In order to curb abuse, Baum said, he’d like to see the Division of Workers’ Compensation take on more of an enforcement role, rather than simply administering the system. And he said he’d like to revisit how the Fraud Assessment Commission allocates grant money to district attorneys to facilitate more effective prosecution of fraud rings.

“If the state of New York said, when they were dealing with the mob in construction, ‘We’re just going to pass out some money to the counties and we figure you guys will work it out,’ no one would have taken it seriously,” he said. “But that is what is happening in Los Angeles. It’s very difficult to come to any other conclusion than that.”

Dr. Basil Besh, president-elect of the California Orthopaedic Association, said that if there is an agreement that a small handful of mostly Southern California providers are driving most of the costs, he doesn’t understand why the Legislature keeps imposing burdensome requirements on the rest of the doctors who are following the rules.

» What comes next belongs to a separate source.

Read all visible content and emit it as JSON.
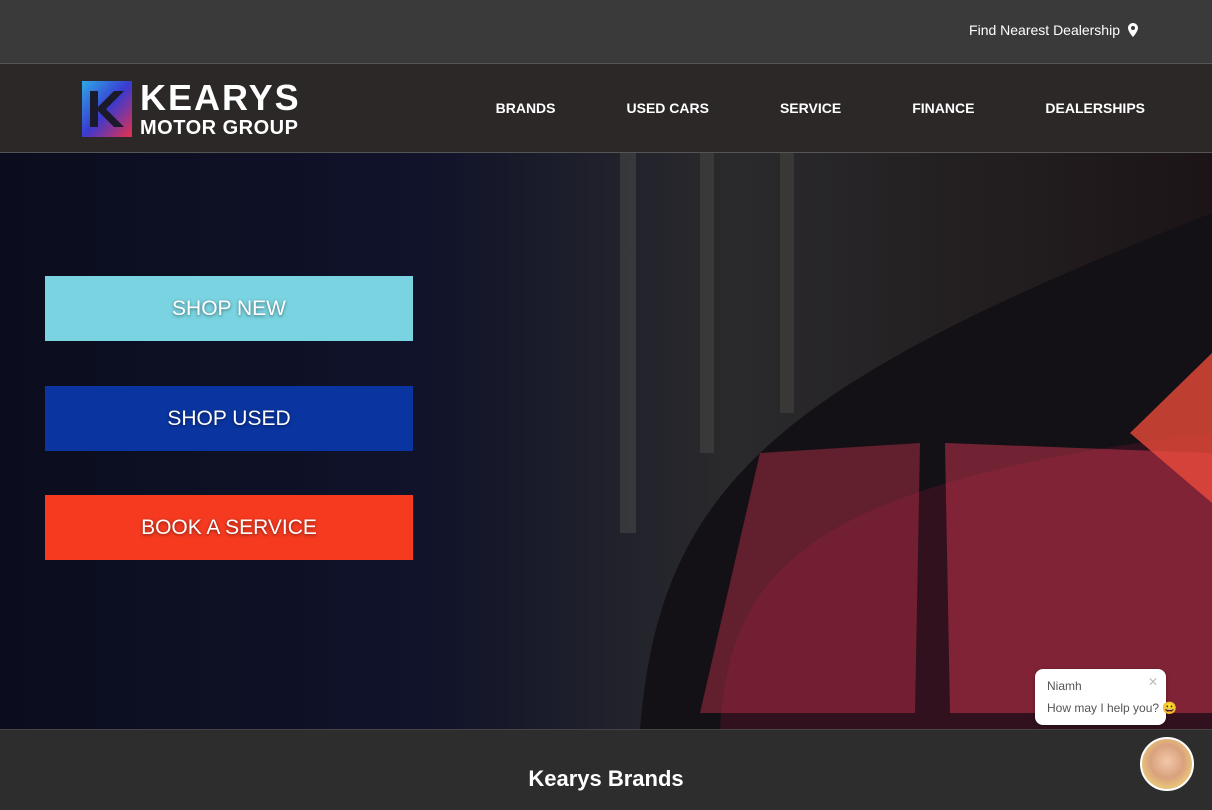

Besh likened the approach of lawmakers to performing surgery with a hatchet rather than a scalpel. He said he can’t dispute data showing that the vast majority of treatment requests are approved without utilization review. But he also says he gets “ridiculous decisions” such as carpal tunnel release being denied because the worker had only seven of the eight signs to indicate the procedure was necessary.

“You wouldn’t tolerate that as a patient in your group health policy,” he said. “What we’ve done is, we’ve pointed at the 1%, 2% or 3% and said this is the reason we need to ration care across the entire board.”

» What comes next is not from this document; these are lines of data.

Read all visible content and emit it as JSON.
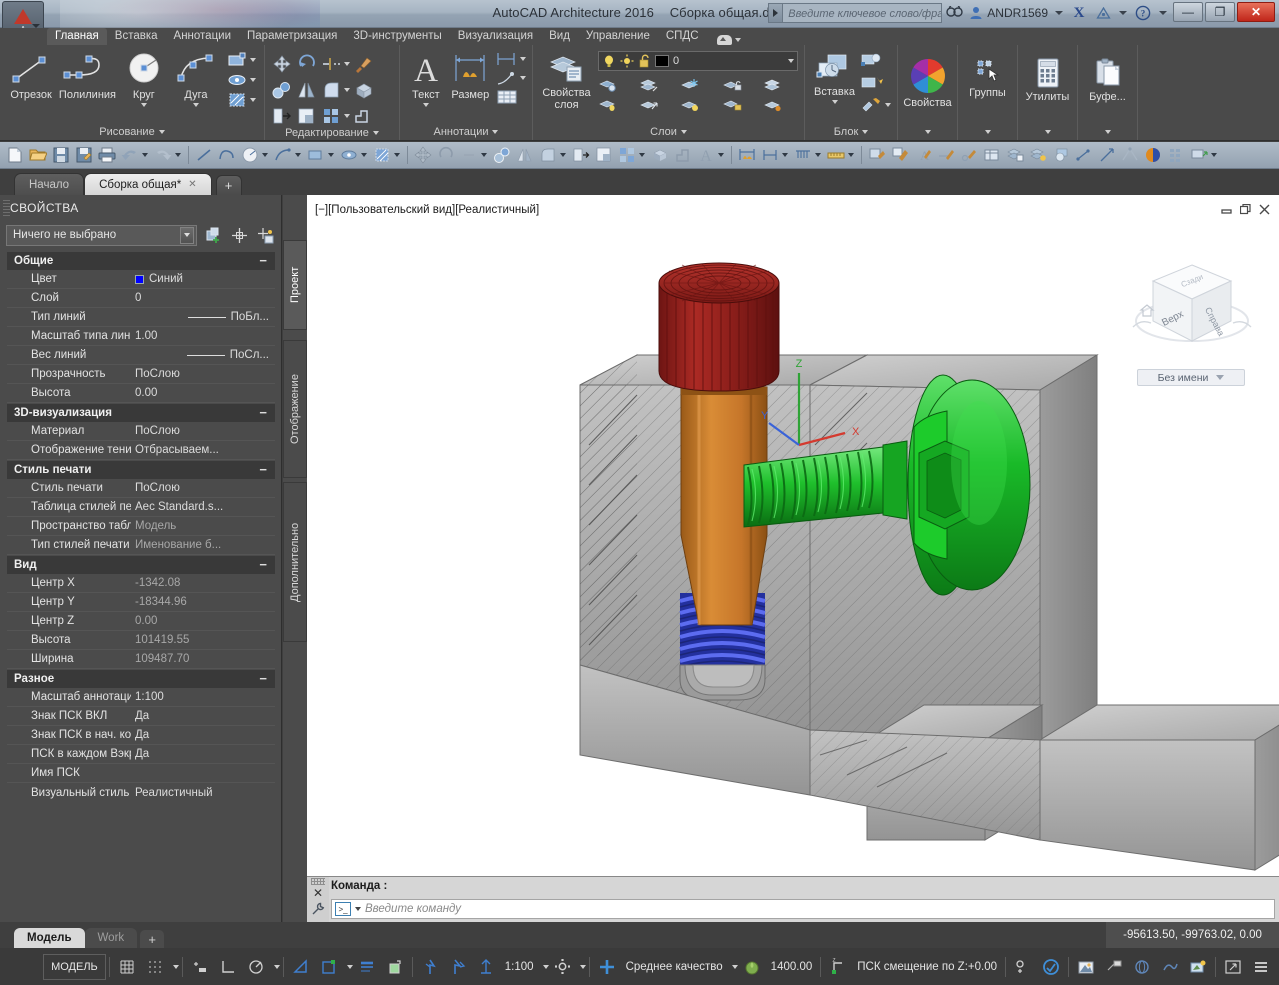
{
  "titlebar": {
    "app_title": "AutoCAD Architecture 2016",
    "document_name": "Сборка общая.dwg",
    "search_placeholder": "Введите ключевое слово/фразу",
    "user_name": "ANDR1569",
    "minimize": "—",
    "restore": "❐",
    "close": "✕"
  },
  "ribbon_tabs": [
    {
      "label": "Главная",
      "active": true
    },
    {
      "label": "Вставка",
      "active": false
    },
    {
      "label": "Аннотации",
      "active": false
    },
    {
      "label": "Параметризация",
      "active": false
    },
    {
      "label": "3D-инструменты",
      "active": false
    },
    {
      "label": "Визуализация",
      "active": false
    },
    {
      "label": "Вид",
      "active": false
    },
    {
      "label": "Управление",
      "active": false
    },
    {
      "label": "СПДС",
      "active": false
    }
  ],
  "ribbon_panels": [
    {
      "title": "Рисование",
      "buttons": [
        "Отрезок",
        "Полилиния",
        "Круг",
        "Дуга"
      ]
    },
    {
      "title": "Редактирование",
      "buttons": []
    },
    {
      "title": "Аннотации",
      "buttons": [
        "Текст",
        "Размер"
      ]
    },
    {
      "title": "Слои",
      "buttons": [
        "Свойства слоя"
      ],
      "layer_current": "0"
    },
    {
      "title": "Блок",
      "buttons": [
        "Вставка"
      ]
    },
    {
      "title": "",
      "buttons": [
        "Свойства"
      ]
    },
    {
      "title": "",
      "buttons": [
        "Группы"
      ]
    },
    {
      "title": "",
      "buttons": [
        "Утилиты"
      ]
    },
    {
      "title": "",
      "buttons": [
        "Буфе..."
      ]
    }
  ],
  "doc_tabs": [
    {
      "label": "Начало",
      "active": false,
      "closable": false
    },
    {
      "label": "Сборка общая*",
      "active": true,
      "closable": true
    }
  ],
  "doc_tab_add": "+",
  "properties": {
    "title": "СВОЙСТВА",
    "selection": "Ничего не выбрано",
    "groups": [
      {
        "name": "Общие",
        "collapse": "−",
        "rows": [
          {
            "name": "Цвет",
            "value": "Синий",
            "swatch": "#0000ff",
            "dim": false
          },
          {
            "name": "Слой",
            "value": "0",
            "dim": false
          },
          {
            "name": "Тип линий",
            "value": "ПоБл...",
            "line": true,
            "dim": false
          },
          {
            "name": "Масштаб типа линий",
            "value": "1.00",
            "dim": false
          },
          {
            "name": "Вес линий",
            "value": "ПоСл...",
            "line": true,
            "dim": false
          },
          {
            "name": "Прозрачность",
            "value": "ПоСлою",
            "dim": false
          },
          {
            "name": "Высота",
            "value": "0.00",
            "dim": false
          }
        ]
      },
      {
        "name": "3D-визуализация",
        "collapse": "−",
        "rows": [
          {
            "name": "Материал",
            "value": "ПоСлою",
            "dim": false
          },
          {
            "name": "Отображение тени",
            "value": "Отбрасываем...",
            "dim": false
          }
        ]
      },
      {
        "name": "Стиль печати",
        "collapse": "−",
        "rows": [
          {
            "name": "Стиль печати",
            "value": "ПоСлою",
            "dim": false
          },
          {
            "name": "Таблица стилей печати",
            "value": "Aec  Standard.s...",
            "dim": false
          },
          {
            "name": "Пространство таблиц...",
            "value": "Модель",
            "dim": true
          },
          {
            "name": "Тип стилей печати",
            "value": "Именование  б...",
            "dim": true
          }
        ]
      },
      {
        "name": "Вид",
        "collapse": "−",
        "rows": [
          {
            "name": "Центр X",
            "value": "-1342.08",
            "dim": true
          },
          {
            "name": "Центр Y",
            "value": "-18344.96",
            "dim": true
          },
          {
            "name": "Центр Z",
            "value": "0.00",
            "dim": true
          },
          {
            "name": "Высота",
            "value": "101419.55",
            "dim": true
          },
          {
            "name": "Ширина",
            "value": "109487.70",
            "dim": true
          }
        ]
      },
      {
        "name": "Разное",
        "collapse": "−",
        "rows": [
          {
            "name": "Масштаб аннотаций",
            "value": "1:100",
            "dim": false
          },
          {
            "name": "Знак ПСК ВКЛ",
            "value": "Да",
            "dim": false
          },
          {
            "name": "Знак ПСК в нач. коорд.",
            "value": "Да",
            "dim": false
          },
          {
            "name": "ПСК в каждом Вэкране",
            "value": "Да",
            "dim": false
          },
          {
            "name": "Имя ПСК",
            "value": "",
            "dim": false
          },
          {
            "name": "Визуальный стиль",
            "value": "Реалистичный",
            "dim": false
          }
        ]
      }
    ]
  },
  "side_tabs": [
    {
      "label": "Проект",
      "selected": true
    },
    {
      "label": "Отображение",
      "selected": false
    },
    {
      "label": "Дополнительно",
      "selected": false
    }
  ],
  "viewport": {
    "label": "[−][Пользовательский вид][Реалистичный]",
    "viewcube": {
      "top_face": "Верх",
      "right_face": "Справа",
      "back_face": "Сзади",
      "named_view": "Без имени"
    }
  },
  "command_line": {
    "history_label": "Команда :",
    "placeholder": "Введите  команду"
  },
  "layout_tabs": [
    {
      "label": "Модель",
      "active": true
    },
    {
      "label": "Work",
      "active": false
    }
  ],
  "layout_tab_add": "+",
  "coordinates": "-95613.50, -99763.02, 0.00",
  "statusbar": {
    "model_label": "МОДЕЛЬ",
    "annotation_scale": "1:100",
    "quality": "Среднее качество",
    "scale_value": "1400.00",
    "ucs_label": "ПСК смещение по Z:+0.00"
  },
  "colors": {
    "accent_blue": "#4a90d9",
    "title_gradient_top": "#b7c3cf",
    "ribbon_bg": "#4a4a4a",
    "palette_bg": "#4b4b4b",
    "viewport_bg": "#ffffff",
    "close_red": "#c0261a",
    "model_green": "#1fb52a",
    "bolt_orange": "#c87a2a",
    "cap_red": "#9e2320",
    "spring_blue": "#2a3fd0"
  }
}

CWCI data shows the average number of physical therapy and chiropractic visits in 2002 was about 50 for each service, while the outlier was almost 300 visits. So he asked why lawmakers set a cap of 24 visits on these treatments if the goal was to target the small percentage of providers.

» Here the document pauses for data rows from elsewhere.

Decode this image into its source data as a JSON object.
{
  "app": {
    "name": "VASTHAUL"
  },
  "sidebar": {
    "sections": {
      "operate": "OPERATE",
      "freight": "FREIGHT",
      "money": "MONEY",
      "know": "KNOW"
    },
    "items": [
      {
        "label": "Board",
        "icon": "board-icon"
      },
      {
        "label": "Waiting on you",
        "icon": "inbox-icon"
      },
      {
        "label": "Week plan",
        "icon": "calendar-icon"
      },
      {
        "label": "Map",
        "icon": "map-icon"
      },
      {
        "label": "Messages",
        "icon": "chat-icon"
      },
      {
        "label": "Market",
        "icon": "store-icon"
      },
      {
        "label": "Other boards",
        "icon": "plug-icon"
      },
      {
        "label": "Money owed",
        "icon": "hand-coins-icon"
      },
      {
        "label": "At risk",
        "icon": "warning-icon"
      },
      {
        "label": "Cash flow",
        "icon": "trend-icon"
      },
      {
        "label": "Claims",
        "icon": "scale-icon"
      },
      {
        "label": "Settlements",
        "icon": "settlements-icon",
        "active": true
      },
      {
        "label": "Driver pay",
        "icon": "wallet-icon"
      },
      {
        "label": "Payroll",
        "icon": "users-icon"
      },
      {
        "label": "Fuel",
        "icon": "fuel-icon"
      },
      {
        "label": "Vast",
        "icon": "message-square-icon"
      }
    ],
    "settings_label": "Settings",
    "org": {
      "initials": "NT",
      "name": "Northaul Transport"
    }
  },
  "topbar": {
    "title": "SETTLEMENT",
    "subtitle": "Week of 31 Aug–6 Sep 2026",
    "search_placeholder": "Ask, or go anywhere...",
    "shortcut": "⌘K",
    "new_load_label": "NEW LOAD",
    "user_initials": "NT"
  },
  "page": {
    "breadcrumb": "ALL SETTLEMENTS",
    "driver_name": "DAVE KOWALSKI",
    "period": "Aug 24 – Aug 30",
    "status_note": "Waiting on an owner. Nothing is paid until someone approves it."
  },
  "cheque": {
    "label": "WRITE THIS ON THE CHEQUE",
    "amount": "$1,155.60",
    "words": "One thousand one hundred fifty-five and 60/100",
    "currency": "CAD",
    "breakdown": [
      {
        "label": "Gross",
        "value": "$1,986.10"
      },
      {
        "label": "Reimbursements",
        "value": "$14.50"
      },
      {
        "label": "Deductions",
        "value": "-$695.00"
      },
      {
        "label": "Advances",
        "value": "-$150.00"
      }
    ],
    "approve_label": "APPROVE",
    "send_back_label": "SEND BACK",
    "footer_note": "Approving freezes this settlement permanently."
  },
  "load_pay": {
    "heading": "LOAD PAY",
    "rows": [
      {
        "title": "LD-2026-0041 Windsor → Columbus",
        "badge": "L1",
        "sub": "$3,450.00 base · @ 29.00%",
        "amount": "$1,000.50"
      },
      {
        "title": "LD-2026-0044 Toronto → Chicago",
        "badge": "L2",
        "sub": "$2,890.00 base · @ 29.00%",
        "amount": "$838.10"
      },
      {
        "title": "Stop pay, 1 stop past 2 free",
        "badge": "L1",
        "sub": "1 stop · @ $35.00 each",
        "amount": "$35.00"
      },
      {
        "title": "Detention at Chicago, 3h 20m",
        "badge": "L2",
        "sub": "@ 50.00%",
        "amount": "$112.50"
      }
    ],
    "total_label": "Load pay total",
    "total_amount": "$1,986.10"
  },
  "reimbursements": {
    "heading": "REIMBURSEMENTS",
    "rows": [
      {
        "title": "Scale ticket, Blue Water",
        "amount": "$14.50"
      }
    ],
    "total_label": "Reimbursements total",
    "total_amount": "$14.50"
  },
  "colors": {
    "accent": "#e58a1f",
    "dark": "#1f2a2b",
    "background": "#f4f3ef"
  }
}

“To say that the only way to get rid of folks that were prescribing 300 visits of therapy was to have a hard cap of 24, well, I’m not that smart but those numbers don’t pencil out to me,” Besh said.

Frank Neuhauser, a researcher at the University of California, Berkeley, asked the panelists whether there really is any mystery about who the bad actors are at this point. CWCI, for example, knows who is generating the large volume of IMR decisions. And the DWC's Workers’ Compensation Information System has data that can be used to identify outliers.

The U.S. Centers for Medicare and Medicaid Services publishes all payment data showing doctors' names, the services they’re billing for and how much they’re paid. He said he understands that the Labor Code restricts what information the DWC can release, but said maybe that’s something the Legislature should consider changing.

“We actually know exactly who these people are but we won’t name names, we call them ‘provider 1’ we call them ‘provider X’, but we won’t name names,” he said. “We need to take WCIS data and be able to publish it exactly like Medicare does.”

CWCI president Alex Swedlow said he sees some value to making WCIS data available to the public. Publishing payment amounts and outcomes is one of the best ways of improving the physician decision-making processes, he said.

In New England, when hospitals publish local mortality rates, health plans use that information to determine which providers they want to contract with, he said.

“There’s something about the public vetting that can really drive behavior,” he said.

Opening the panel, Swedlow said that many of the claimed flaws in California are not systemwide problems, but are a minority of cases that are so out of whack compared to the norm that they influence how things are perceived.

For example, he said, the top 1% of claims accounted for 25% of medical benefits and 23% of indemnity benefits. Only one-third of claims involve indemnity benefits, yet these account for 92.5% of total payments. Attorneys are involved in only 22% of claims, yet those claims account for 75% of total system payments.